O my God, make them like the whirling dust,
Like chaff before the wind.
Let there be no rest for the wicked.
From Calvin’s Commentaries in the mid 1500s.
The setting for this commentary on this Psalm was during a time when the true Church was about to be remembered no more. Calvin’s view in the midst of that time then is very interesting.
The same Spirit who inspired that pious king with such invincible fortitude dictated this psalm for the benefit of the whole Church, to encourage her with unhesitating confidence to betake herself to God for aid. And in our own day he sets before us these words, in order that no danger or difficulty may prevent us from calling upon God. When the whole world may conspire together against us, we have as it were a wall of brass for the defense of Christ’s kingdom in these words, “Why do the heathen rage?” etc., (Ps 2:1.)
It will be in no small degree profitable to us to contemplate this as an example in which we have represented to us, as in a mirror what has been the lot of the Church of God from the beginning. This, if rightly reflected upon, will keep us at the present day from being unduly dejected when we witness the whole world in array against us.
We see how the Pope has inflamed the whole world against us with diabolical rage.
Hence it is, that in whatever direction we turn our eyes, we meet with just so many hostile armies to destroy us. But when we have once arrived at a settled persuasion that no strange thing happens to us, the contemplation of the condition of the Church in old time will strengthen us for continuing in the exercise of patience until God suddenly display his power, which is perfectly able, without any created aid, to frustrate all the attempts of the world.
Patience is a virtue in times like ours. Knowledge of the acts of God can quiet the troubled heart and increase our endurance in the cause of good. May it be so with everyone who has his hope fixed on You, Lord. And let the wicked be devoid of such peace.
The following is taken directly from The Treasury of David by Spurgeon.

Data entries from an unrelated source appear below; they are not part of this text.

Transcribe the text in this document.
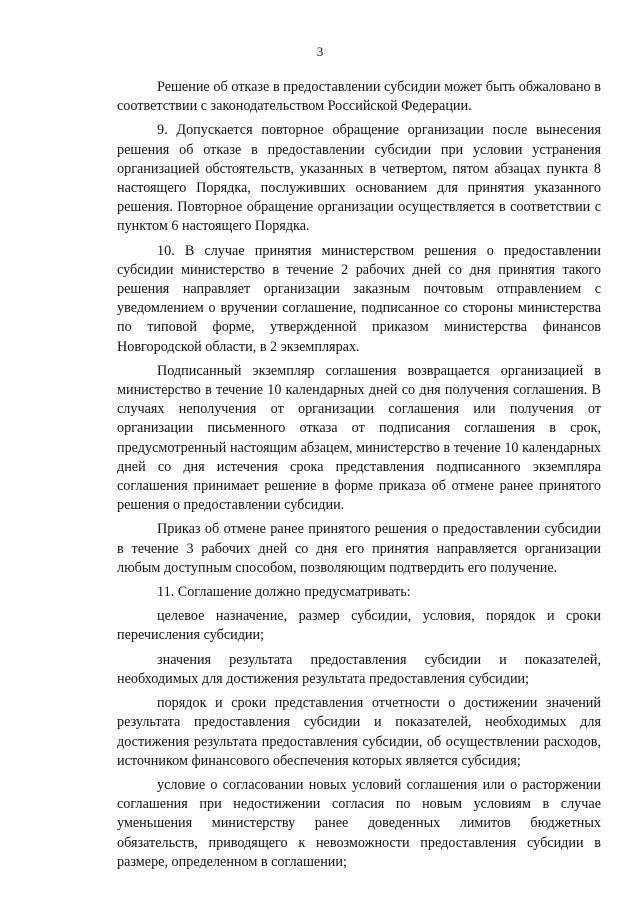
3

Решение об отказе в предоставлении субсидии может быть обжаловано в соответствии с законодательством Российской Федерации.

9. Допускается повторное обращение организации после вынесения решения об отказе в предоставлении субсидии при условии устранения организацией обстоятельств, указанных в четвертом, пятом абзацах пункта 8 настоящего Порядка, послуживших основанием для принятия указанного решения. Повторное обращение организации осуществляется в соответствии с пунктом 6 настоящего Порядка.

10. В случае принятия министерством решения о предоставлении субсидии министерство в течение 2 рабочих дней со дня принятия такого решения направляет организации заказным почтовым отправлением с уведомлением о вручении соглашение, подписанное со стороны министерства по типовой форме, утвержденной приказом министерства финансов Новгородской области, в 2 экземплярах.

Подписанный экземпляр соглашения возвращается организацией в министерство в течение 10 календарных дней со дня получения соглашения. В случаях неполучения от организации соглашения или получения от организации письменного отказа от подписания соглашения в срок, предусмотренный настоящим абзацем, министерство в течение 10 календарных дней со дня истечения срока представления подписанного экземпляра соглашения принимает решение в форме приказа об отмене ранее принятого решения о предоставлении субсидии.

Приказ об отмене ранее принятого решения о предоставлении субсидии в течение 3 рабочих дней со дня его принятия направляется организации любым доступным способом, позволяющим подтвердить его получение.

11. Соглашение должно предусматривать:

целевое назначение, размер субсидии, условия, порядок и сроки перечисления субсидии;

значения результата предоставления субсидии и показателей, необходимых для достижения результата предоставления субсидии;

порядок и сроки представления отчетности о достижении значений результата предоставления субсидии и показателей, необходимых для достижения результата предоставления субсидии, об осуществлении расходов, источником финансового обеспечения которых является субсидия;

условие о согласовании новых условий соглашения или о расторжении соглашения при недостижении согласия по новым условиям в случае уменьшения министерству ранее доведенных лимитов бюджетных обязательств, приводящего к невозможности предоставления субсидии в размере, определенном в соглашении;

O my God, make them like a wheel; like a rolling thing which cannot rest, but is made to move with every breath. Let them have no quiet. May their minds eternally revolve and never come to peace. Blow them away like thistle down,
as the stubble before the wind. Scatter them, chase them, drive them to destruction. Every patriot prays thus against the enemies of his country, he would be no better than a traitor if he did not.